Why have so many of the modern-day grunts who mourn the loss of “old-fashioned” manhood hitched their wagon to a silk-suited flyboy? Since at least the 1990s, and at full tilt in the era of social media, men have been faced with a quandary: how to define their sex in a culture where visibility, performance and marketability are the currency. You could say that Mr. Trump has, if nothing else, found a way. But he’s done so not by defending the Greatest Generation man, but by abandoning him.
The gender gap in this election can be simply explained. Most women are turned off by the toxic displays of chest-beating that many male voters — notably but not exclusively white — find exciting. That level of ostentatious macho arrived in the Oval Office on a wave of 21st- century male insecurity. We should pay attention to that wave because it’s not receding.
Women were trapped in their ornamental cage because they were locked out of productive work and economic self-sufficiency — assets now increasingly denied to men. But if men respond to the frustrations of modern manhood by retooling a shopworn and castoff model of ornamental femininity, then we’ll all be in trouble.
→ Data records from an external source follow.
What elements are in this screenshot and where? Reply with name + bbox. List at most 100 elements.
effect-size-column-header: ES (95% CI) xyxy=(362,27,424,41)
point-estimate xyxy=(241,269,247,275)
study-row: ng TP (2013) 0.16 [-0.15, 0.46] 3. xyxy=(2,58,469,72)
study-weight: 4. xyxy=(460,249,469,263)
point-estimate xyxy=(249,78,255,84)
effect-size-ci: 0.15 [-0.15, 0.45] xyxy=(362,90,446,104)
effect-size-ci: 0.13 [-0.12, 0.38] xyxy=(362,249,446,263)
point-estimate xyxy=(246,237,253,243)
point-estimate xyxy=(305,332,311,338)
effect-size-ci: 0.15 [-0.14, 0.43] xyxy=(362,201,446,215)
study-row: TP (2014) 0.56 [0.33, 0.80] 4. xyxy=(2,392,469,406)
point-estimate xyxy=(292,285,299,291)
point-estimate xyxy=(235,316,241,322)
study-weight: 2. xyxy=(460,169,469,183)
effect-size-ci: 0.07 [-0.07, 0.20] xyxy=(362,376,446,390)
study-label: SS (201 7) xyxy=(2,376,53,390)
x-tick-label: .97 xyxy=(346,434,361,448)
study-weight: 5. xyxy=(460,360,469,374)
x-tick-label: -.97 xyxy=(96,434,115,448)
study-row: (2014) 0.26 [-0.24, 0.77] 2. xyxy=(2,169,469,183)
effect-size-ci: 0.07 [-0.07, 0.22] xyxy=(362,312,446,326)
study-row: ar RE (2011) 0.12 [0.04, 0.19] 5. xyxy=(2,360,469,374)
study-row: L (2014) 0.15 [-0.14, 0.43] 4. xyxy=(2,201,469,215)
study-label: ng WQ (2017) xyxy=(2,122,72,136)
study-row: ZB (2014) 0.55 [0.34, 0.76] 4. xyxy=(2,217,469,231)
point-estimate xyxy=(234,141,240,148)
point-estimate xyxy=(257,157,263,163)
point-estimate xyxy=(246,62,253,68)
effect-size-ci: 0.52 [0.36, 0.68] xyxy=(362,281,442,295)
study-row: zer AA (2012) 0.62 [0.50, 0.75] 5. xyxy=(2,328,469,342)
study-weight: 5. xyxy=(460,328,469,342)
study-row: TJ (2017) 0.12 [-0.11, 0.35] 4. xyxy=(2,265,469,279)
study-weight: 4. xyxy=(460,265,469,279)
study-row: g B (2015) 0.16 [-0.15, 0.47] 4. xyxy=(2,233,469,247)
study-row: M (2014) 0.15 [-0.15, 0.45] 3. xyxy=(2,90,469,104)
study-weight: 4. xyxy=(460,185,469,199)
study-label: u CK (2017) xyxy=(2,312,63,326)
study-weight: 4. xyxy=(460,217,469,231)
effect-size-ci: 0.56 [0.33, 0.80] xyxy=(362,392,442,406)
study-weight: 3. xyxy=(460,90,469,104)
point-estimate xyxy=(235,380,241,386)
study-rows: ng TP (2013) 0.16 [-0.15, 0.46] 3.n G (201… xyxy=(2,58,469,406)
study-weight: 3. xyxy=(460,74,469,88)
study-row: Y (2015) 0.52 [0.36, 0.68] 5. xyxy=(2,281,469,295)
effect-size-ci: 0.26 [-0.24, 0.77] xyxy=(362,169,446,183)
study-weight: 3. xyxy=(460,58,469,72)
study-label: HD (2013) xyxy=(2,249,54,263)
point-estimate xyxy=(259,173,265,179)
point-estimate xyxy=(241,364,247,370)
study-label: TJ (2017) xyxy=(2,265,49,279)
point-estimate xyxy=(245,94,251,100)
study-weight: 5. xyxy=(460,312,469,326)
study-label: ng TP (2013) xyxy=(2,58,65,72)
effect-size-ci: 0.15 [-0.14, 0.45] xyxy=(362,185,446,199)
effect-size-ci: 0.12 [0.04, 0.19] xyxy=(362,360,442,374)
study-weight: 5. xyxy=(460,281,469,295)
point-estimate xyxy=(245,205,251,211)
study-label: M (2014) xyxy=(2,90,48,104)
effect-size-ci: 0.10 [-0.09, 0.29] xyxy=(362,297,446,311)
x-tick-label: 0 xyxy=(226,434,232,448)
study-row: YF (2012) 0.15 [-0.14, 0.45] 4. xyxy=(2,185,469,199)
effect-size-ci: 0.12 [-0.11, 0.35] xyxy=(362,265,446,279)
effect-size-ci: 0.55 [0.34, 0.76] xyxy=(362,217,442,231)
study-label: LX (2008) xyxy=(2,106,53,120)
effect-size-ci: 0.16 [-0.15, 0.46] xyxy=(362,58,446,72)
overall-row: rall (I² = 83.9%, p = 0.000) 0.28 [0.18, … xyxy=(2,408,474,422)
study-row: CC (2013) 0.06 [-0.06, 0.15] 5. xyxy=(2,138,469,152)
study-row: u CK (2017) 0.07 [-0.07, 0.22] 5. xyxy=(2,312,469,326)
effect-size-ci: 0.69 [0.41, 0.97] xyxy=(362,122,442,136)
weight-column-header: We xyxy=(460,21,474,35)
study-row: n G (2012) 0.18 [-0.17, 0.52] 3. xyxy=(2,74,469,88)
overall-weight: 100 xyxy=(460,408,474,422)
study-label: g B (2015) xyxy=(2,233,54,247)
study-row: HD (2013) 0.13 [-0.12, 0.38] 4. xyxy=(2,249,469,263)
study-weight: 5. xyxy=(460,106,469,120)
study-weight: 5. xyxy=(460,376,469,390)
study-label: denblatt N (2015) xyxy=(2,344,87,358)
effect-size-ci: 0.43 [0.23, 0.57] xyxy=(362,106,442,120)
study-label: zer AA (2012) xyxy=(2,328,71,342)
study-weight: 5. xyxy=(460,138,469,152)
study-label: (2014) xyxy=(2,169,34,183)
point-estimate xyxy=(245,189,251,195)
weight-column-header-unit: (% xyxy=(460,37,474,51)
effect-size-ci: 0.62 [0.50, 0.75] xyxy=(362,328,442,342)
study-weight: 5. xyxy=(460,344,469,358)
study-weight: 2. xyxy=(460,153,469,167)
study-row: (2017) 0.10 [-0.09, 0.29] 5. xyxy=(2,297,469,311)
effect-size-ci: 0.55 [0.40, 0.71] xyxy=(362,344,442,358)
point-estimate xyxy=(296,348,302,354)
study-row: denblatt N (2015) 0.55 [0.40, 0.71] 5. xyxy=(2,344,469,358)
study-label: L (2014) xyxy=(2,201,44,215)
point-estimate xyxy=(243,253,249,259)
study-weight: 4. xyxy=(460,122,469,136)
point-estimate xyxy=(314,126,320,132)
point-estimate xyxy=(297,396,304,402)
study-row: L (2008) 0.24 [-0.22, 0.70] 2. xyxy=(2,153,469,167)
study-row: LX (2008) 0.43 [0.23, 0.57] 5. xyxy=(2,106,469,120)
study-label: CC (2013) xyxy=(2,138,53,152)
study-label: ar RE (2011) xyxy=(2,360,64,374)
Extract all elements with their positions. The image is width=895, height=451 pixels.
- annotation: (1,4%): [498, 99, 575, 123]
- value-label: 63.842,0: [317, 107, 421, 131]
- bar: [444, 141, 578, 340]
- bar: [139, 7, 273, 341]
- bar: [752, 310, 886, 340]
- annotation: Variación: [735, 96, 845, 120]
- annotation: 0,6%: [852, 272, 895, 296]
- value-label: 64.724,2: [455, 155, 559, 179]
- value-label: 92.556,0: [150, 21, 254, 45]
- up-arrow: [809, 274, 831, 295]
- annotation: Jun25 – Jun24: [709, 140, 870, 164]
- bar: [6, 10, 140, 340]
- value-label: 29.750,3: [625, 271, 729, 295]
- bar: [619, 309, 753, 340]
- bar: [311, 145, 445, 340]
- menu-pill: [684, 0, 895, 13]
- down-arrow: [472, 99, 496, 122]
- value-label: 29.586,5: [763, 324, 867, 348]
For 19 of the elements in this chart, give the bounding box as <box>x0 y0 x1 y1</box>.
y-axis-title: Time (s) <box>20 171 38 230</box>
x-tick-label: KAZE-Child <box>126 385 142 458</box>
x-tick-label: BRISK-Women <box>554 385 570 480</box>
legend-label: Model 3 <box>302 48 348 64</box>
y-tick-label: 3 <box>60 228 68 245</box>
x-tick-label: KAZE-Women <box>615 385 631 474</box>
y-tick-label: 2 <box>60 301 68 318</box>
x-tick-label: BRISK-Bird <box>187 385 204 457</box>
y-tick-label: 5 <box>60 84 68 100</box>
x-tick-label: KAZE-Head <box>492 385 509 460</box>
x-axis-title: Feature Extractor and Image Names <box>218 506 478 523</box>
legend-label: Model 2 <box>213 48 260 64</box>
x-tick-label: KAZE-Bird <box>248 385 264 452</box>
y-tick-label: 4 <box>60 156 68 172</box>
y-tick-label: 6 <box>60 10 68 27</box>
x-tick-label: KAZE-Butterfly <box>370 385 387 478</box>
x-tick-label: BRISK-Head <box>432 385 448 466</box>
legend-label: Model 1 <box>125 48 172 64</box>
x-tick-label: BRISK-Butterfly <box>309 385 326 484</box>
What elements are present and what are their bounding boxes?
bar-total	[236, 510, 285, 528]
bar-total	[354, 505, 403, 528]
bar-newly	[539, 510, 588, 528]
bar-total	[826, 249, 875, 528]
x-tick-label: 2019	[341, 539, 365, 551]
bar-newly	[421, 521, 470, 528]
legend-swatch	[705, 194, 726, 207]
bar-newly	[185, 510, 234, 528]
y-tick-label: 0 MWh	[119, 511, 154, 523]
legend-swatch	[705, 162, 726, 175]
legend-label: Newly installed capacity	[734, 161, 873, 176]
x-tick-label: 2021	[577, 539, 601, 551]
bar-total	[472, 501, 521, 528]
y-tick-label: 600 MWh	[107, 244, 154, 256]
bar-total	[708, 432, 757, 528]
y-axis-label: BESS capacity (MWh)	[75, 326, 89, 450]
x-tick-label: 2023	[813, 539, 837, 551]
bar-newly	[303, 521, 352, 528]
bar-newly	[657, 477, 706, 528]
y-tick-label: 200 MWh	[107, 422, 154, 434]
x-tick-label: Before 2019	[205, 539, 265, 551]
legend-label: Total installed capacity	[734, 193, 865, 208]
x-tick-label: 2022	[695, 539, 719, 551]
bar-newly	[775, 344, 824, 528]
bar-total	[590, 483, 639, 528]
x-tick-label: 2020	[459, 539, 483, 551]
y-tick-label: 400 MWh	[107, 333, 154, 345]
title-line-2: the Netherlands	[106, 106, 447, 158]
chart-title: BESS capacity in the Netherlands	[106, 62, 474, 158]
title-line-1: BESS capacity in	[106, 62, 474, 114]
If he wins the election, Mr. Biden’s success, but, more important, the nation’s success, will depend in part on his ability to re-enlist Mr. Trump’s foot soldiers into what all of us want — a meaningful role in a mutual effort that serves the greater good.
The postelection battle — still to be declared and still to be determined — is not over whether Mr. Trump’s version of masculinity is old or new. It’s whether American manhood will come down on the side of nurturance or narcissism. The vintage won’t matter.
Susan Faludi is a journalist and an author, most recently, of the memoir “In the Darkroom.”